Argumente für das Ende der „charismatischen Geistesgaben” heute ergeben sich zum einen aus einigen Aussagen des Neuen Testaments, zum anderen aus Entwicklungen der Kirchengeschichte und darüber hinaus aus Beobachtungen charismatischer Praxis.

1. Im Zentrum der Auseinandersetzungen um das mögliche Ende jener Zeichengaben aus 1Kor 12 + 14 steht die Ankündigung, dass Prophetie, Zungenrede und Erkenntnis aufhören werden, wenn „das Vollkommene” gekommen ist (1Kor 13,8-10). Uneinigkeit besteht unter den Exegeten darüber, wann das der Fall sein wird und was konkret unter dem „Vollkommenen” zu verstehen ist. Einige sehen darin den abgeschlossenen und deshalb „vollkommenen” Kanon des Neuen Testaments, was jedoch dadurch unwahrscheinlich erscheint, da Paulus in diesem Zusammenhang nicht vom schriftlich fixierten Wort Gottes spricht. Auch sonst wird das Wort Gottes zwar als vollkommen beschrieben (Ps 19,8; Jak 1,25), nie aber „das Vollkommene” genannt. Andererseits ist die Auslegung des „Vollkommenen” als Zustand in der Ewigkeit Gottes nicht ganz zufriedenstellend. Zwar entspräche diese Interpretation der Aussage des Paulus, „… dann aber werde ich erkennen, wie ich erkannt worden bin” (1Kor 13,12), andererseits soll auch dann noch das geistliche Leben von Hoffnung und Glauben gekennzeichnet sein (V. 13). Doch scheint dieses auf eine noch ungewisse Zukunft ausgerichtete Verhalten kaum zum Leben in der Gegenwart Gottes zu passen, in der es nichts mehr zu hoffen und zu glauben gibt, da doch alles erreicht und gewiss ist.
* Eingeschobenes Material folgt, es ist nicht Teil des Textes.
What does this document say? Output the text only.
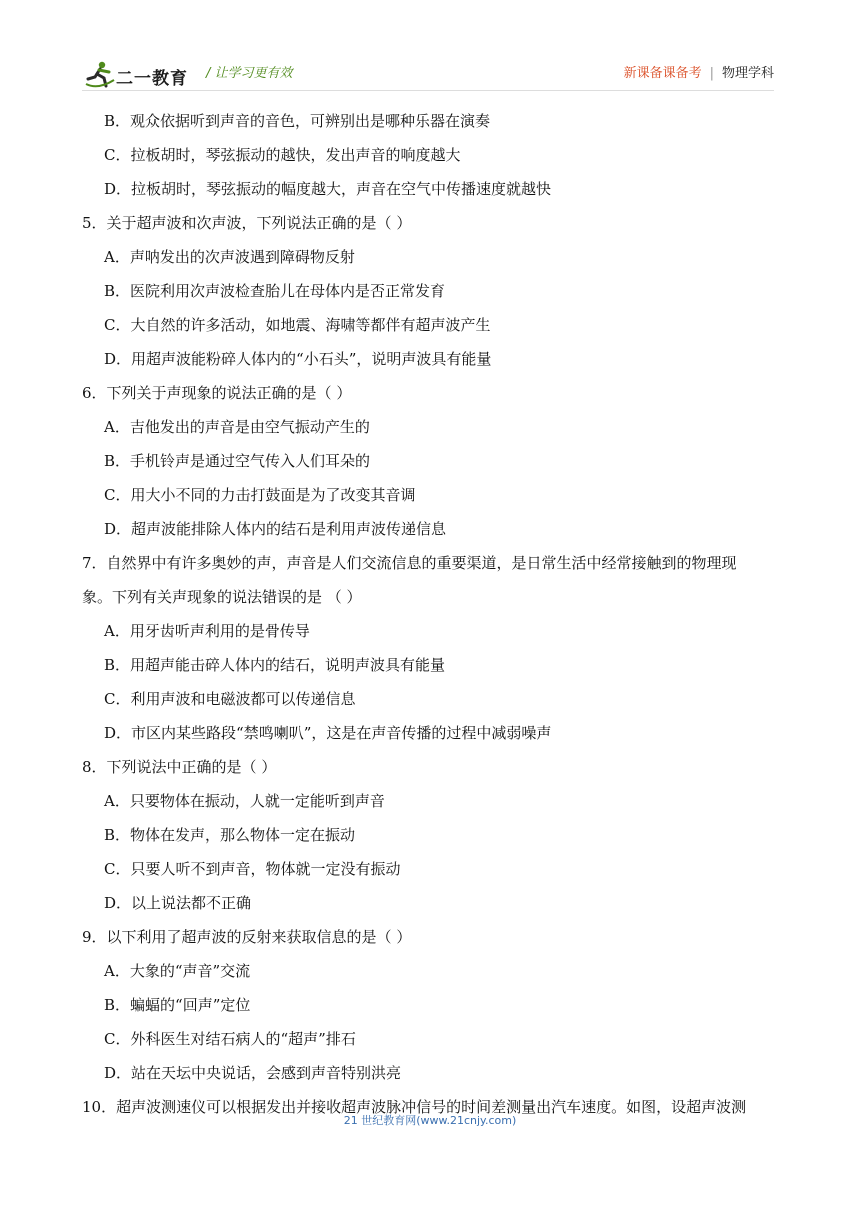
二一教育 / 让学习更有效	新课备课备考 | 物理学科
B．观众依据听到声音的音色，可辨别出是哪种乐器在演奏
C．拉板胡时，琴弦振动的越快，发出声音的响度越大
D．拉板胡时，琴弦振动的幅度越大，声音在空气中传播速度就越快
5．关于超声波和次声波，下列说法正确的是（ ）
A．声呐发出的次声波遇到障碍物反射
B．医院利用次声波检查胎儿在母体内是否正常发育
C．大自然的许多活动，如地震、海啸等都伴有超声波产生
D．用超声波能粉碎人体内的“小石头”，说明声波具有能量
6．下列关于声现象的说法正确的是（ ）
A．吉他发出的声音是由空气振动产生的
B．手机铃声是通过空气传入人们耳朵的
C．用大小不同的力击打鼓面是为了改变其音调
D．超声波能排除人体内的结石是利用声波传递信息
7．自然界中有许多奥妙的声，声音是人们交流信息的重要渠道，是日常生活中经常接触到的物理现
象。下列有关声现象的说法错误的是 （ ）
A．用牙齿听声利用的是骨传导
B．用超声能击碎人体内的结石，说明声波具有能量
C．利用声波和电磁波都可以传递信息
D．市区内某些路段“禁鸣喇叭”，这是在声音传播的过程中减弱噪声
8．下列说法中正确的是（ ）
A．只要物体在振动，人就一定能听到声音
B．物体在发声，那么物体一定在振动
C．只要人听不到声音，物体就一定没有振动
D．以上说法都不正确
9．以下利用了超声波的反射来获取信息的是（ ）
A．大象的“声音”交流
B．蝙蝠的“回声”定位
C．外科医生对结石病人的“超声”排石
D．站在天坛中央说话，会感到声音特别洪亮
10．超声波测速仪可以根据发出并接收超声波脉冲信号的时间差测量出汽车速度。如图，设超声波测
21 世纪教育网(www.21cnjy.com)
Es wurde auch vorgeschlagen, „wenn das Vollkommene (teleios) da ist” als „wenn die vollkommene Reife erreicht ist” oder „wenn ihr erwachsen im Glauben geworden seid” zu übersetzen, was sprachlich durchaus möglich ist.11 Demnach wären neutestamentliche Prophetie und Zungenrede lediglich Gaben für die erste, noch unreife Zeit der Gemeinde. Nach deren lehrmäßiger und organisatorischer Festigung im 1. und 2. Jahrhundert hätten diese Gaben ihren Zweck erfüllt und könnten zurücktreten (vgl. Eph 4,13ff), zumal Paulus im Zusammenhang mit der Glossolalie von Unreife der Gemeinde spricht, die überwunden werden solle (1Kor 14,20). Diese Übersetzungsmöglichkeit spricht allerdings nicht für ein generelles Aufhören der Glossolalie, sondern lediglich für deren eingeschränkte Nutzung bei noch „unreifen”, geistlich „nicht erwachsenen” Christen.

In diesem Zusammenhang wird zurecht darauf hingewiesen, dass Paulus für das Aufhören von Prophetie und Erkenntnis ein anderes Verb benutzt als für das Ende des Zungenredens. Betont das erste (katargeo) eine aktive Handlung, hebt das zweite (pauo, im Medium) das eher selbstständige zur Ruhe kommen der Sprachenrede hervor (1Kor 13,8).12 Dieser Unterschied kann dahingehend ausgelegt werden, dass Gott Prophetie und Erkenntnis am Ende der Zeiten in einem autoritativen Eingriff beendet, wohingegen das Zungenreden schon vorher selbstständig ein Ende findet. Allerdings muss bei dieser Deutung beachtet werden, dass das Verb pauo auch das längere Aussetzen einer Tätigkeit meinen kann (Pause machen), wohingegen das andere Verb katargeo gewöhnlich ein absolutes Ende bezeichnet. Demnach wäre es durchaus möglich, dass die Sprachenrede nach längerem Aussetzen in späterer Zeit erneut auftritt.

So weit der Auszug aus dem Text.